I have tried to quit this writing habit, but I must now admit that I am unable to pull it off. I am good at quitting. I can quit just about anything. I walked off a job once just because I was tired of the madness of the place and wanted to keep my sanity and my dignity. I quit eating meat. I quit being an atheist. I can quit just about anything except being a writer. I only look at the cost of my writing and the many possible things I could have done with the time and energy. But I should face the reality. My writing is what kept me from all those other destructive things like alcoholism, drug abuse, and suicide that plagued all those other writers like Hemingway and Woolf. Writers are messed up people. They write in order to not do something worse. I confess that I am one of those messed up people. My faith in God makes me whole again, but it was the writing that kept me alive when I refused to believe in Him.
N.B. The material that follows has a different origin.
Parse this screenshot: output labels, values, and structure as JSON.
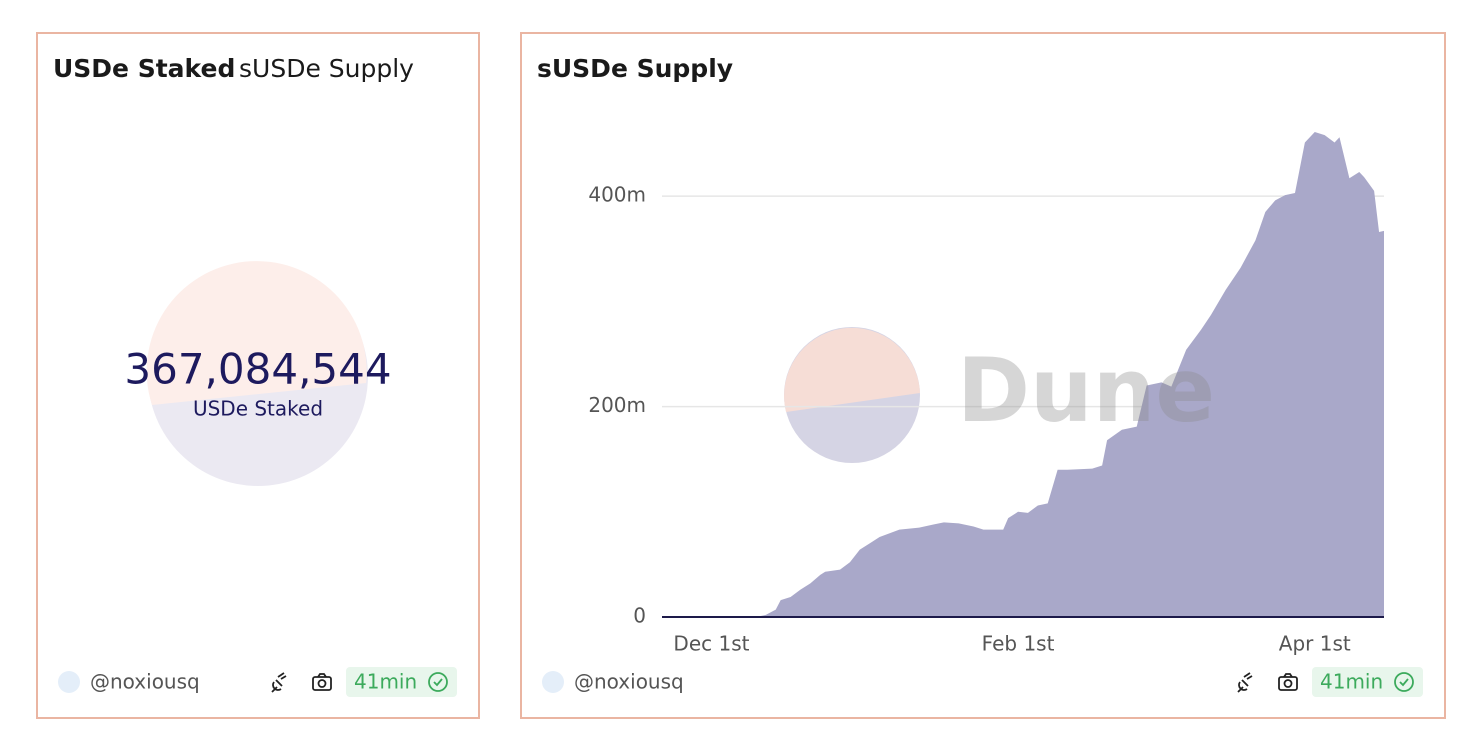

I would really like to quit this habit of mine, but I just can't seem to do it. I know that I don't write for others but for myself, and there is a guilt in that. It is a selfish thing. But writing isn't like playing golf, hunting deer, or going fishing leaving families widowed and orphaned every Saturday. Writing is done for me, but it makes me a better person. Writing is more like prayer, going to Confession, or taking exercise. Writing fixes what is in the mind. It purges and purifies. Writing is not self-indulgence. It is too laborious and painful to be indulgent. Writing is willed suffering and release. It takes madness and turns it into sanity. It brings order from the chaos.

I don't know where I go from here. My intention was to quit this writing thing once and for all. But now, I know that my intention should be to quit kidding myself that I am ever going to quit writing. I am going to write until the day I die. It will cost me as it already has. But that cost is less expensive than the alternative. God made me this way. It was His good pleasure to put this compulsion and need in me. I really wish I knew the reason why He made me this way. But I don't know. I just know that I have to keep doing this.